A particularly informative approach would be to create mutations analogous to the S214D substitution in Bd0367, which converted this enzyme from primarily producing cGAMP to producing c-di-GMP . This type of targeted mutation that switches protein specificity could reveal key functional determinants in atpG.

What approaches can researchers use to study potential links between ATP synthase and cyclic nucleotide signaling in B. bacteriovorus?

Given B. bacteriovorus' use of cyclic nucleotide signaling molecules like cGAMP for lifecycle regulation , potential interactions with ATP synthase components merit investigation through multiple complementary approaches:

• Direct interaction studies:

  • Pull-down assays: Use immobilized cyclic nucleotides to capture potential binding partners

  • Surface plasmon resonance: Assess real-time binding kinetics between purified atpG and cyclic nucleotides

  • Isothermal titration calorimetry: Directly measure binding thermodynamics

  • Fluorescence-based assays: Use fluorescently labeled cyclic nucleotides to detect binding

• Structural approaches:

  • Co-crystallization attempts with atpG and cyclic nucleotides

  • Hydrogen-deuterium exchange mass spectrometry to identify regions protected upon nucleotide binding

  • NMR chemical shift analysis to map binding interfaces at atomic resolution

  • In silico docking to predict potential binding sites

• Functional correlation analyses:

  • Measure ATP synthase activity in the presence of various cyclic nucleotides

  • Compare ATP synthase function in wild-type vs.
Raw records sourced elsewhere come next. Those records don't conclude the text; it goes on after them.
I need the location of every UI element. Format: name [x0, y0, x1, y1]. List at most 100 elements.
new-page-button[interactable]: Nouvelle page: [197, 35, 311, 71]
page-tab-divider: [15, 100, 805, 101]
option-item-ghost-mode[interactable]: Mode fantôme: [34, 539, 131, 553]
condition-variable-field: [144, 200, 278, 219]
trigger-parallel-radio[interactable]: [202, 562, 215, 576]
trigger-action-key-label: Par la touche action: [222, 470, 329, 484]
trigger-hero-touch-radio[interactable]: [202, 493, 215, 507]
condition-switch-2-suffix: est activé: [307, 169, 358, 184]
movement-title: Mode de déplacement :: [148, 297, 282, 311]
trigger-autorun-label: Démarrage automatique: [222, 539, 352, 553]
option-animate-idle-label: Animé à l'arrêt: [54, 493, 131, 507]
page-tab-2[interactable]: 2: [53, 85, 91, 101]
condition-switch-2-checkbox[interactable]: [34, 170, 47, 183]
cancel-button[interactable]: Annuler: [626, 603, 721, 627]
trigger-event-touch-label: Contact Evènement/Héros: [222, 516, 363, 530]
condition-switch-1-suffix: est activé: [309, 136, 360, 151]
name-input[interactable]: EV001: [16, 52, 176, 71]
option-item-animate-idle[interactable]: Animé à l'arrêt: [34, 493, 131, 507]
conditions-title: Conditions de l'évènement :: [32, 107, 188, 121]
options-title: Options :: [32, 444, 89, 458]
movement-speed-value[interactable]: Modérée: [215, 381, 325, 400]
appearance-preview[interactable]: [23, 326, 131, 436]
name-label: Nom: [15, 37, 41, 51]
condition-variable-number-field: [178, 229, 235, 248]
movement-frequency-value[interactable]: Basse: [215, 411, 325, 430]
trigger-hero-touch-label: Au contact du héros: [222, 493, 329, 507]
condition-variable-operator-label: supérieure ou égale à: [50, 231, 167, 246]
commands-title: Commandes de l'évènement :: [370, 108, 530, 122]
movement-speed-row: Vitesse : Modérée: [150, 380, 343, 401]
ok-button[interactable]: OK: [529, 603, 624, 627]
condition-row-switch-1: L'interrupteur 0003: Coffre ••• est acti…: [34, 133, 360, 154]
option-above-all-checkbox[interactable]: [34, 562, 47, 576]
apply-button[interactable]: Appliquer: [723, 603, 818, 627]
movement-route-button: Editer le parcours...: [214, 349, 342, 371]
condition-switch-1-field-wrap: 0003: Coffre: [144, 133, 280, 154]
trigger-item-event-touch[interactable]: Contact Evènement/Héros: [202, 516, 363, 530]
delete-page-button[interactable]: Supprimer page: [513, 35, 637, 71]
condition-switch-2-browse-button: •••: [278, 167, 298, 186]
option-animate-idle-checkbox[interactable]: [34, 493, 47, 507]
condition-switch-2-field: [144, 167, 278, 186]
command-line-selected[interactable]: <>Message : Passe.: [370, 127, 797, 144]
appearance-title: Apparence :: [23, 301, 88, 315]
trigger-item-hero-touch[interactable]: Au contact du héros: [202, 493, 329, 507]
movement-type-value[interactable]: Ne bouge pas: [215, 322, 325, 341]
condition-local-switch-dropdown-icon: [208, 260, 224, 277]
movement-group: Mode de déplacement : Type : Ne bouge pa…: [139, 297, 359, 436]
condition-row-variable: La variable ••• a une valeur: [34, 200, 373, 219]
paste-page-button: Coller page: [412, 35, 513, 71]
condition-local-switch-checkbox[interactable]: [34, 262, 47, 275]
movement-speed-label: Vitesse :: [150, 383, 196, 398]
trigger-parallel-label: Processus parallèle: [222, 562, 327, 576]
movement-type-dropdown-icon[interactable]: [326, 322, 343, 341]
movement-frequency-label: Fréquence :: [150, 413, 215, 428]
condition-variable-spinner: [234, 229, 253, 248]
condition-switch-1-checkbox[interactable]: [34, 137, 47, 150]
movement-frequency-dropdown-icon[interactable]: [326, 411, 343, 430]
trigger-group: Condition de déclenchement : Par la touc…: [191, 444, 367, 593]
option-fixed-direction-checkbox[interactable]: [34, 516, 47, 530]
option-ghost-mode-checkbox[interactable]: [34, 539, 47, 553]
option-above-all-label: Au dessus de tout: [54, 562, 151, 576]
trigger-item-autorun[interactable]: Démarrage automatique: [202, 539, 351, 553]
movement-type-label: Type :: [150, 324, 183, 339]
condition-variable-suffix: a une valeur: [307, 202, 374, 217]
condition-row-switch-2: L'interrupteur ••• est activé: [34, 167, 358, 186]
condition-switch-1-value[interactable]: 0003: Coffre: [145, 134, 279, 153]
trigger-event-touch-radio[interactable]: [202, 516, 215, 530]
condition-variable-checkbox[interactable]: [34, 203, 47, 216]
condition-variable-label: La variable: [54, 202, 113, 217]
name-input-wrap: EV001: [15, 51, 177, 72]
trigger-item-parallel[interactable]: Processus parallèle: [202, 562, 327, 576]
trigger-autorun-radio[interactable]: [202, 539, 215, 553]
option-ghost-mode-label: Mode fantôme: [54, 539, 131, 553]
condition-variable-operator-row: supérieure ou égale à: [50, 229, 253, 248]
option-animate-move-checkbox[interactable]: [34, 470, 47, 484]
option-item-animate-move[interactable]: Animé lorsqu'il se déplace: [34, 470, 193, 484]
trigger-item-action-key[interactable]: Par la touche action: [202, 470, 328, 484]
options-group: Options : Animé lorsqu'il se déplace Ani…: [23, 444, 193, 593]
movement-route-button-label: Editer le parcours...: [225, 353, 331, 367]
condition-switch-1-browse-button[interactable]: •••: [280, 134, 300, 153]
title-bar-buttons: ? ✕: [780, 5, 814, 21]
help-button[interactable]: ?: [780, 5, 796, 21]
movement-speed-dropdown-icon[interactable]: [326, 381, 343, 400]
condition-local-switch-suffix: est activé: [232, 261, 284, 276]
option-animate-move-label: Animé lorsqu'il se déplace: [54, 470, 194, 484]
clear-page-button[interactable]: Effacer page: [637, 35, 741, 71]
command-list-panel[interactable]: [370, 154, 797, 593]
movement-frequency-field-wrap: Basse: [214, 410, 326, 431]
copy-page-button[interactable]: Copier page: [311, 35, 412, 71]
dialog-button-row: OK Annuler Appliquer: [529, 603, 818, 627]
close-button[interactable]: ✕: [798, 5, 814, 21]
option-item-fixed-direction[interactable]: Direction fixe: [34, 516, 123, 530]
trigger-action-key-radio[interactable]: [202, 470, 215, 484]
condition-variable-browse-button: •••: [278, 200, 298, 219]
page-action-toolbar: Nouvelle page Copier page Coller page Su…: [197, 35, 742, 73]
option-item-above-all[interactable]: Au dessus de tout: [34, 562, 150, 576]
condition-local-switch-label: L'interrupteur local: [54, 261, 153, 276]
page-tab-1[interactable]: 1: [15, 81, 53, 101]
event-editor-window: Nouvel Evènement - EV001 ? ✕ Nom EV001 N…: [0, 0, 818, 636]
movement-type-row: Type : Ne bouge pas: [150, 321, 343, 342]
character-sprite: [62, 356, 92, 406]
Bd0367 deletion strains that lack cGAMP production

  • Test if cyclic nucleotides affect proton translocation or rotational coupling

  • Investigate if ATP synthase subunits are modified in response to changing cyclic nucleotide levels

• Genetic and cellular approaches:

  • Create reporter strains with fluorescently tagged atpG and cyclic nucleotide-related proteins

  • Perform co-localization studies during different lifecycle stages

  • Generate strains with modified cyclic nucleotide production and assess effects on ATP synthase

  • Use chemical biology approaches with modified cyclic nucleotides to identify potential binding partners

Research should particularly focus on potential connections between ATP synthase function and the cGAMP signaling pathway involving Bd0367, which has been implicated in controlling gliding motility required for progeny escape from prey remnants . This represents a clear link between energy metabolism and a critical stage of the predatory lifecycle.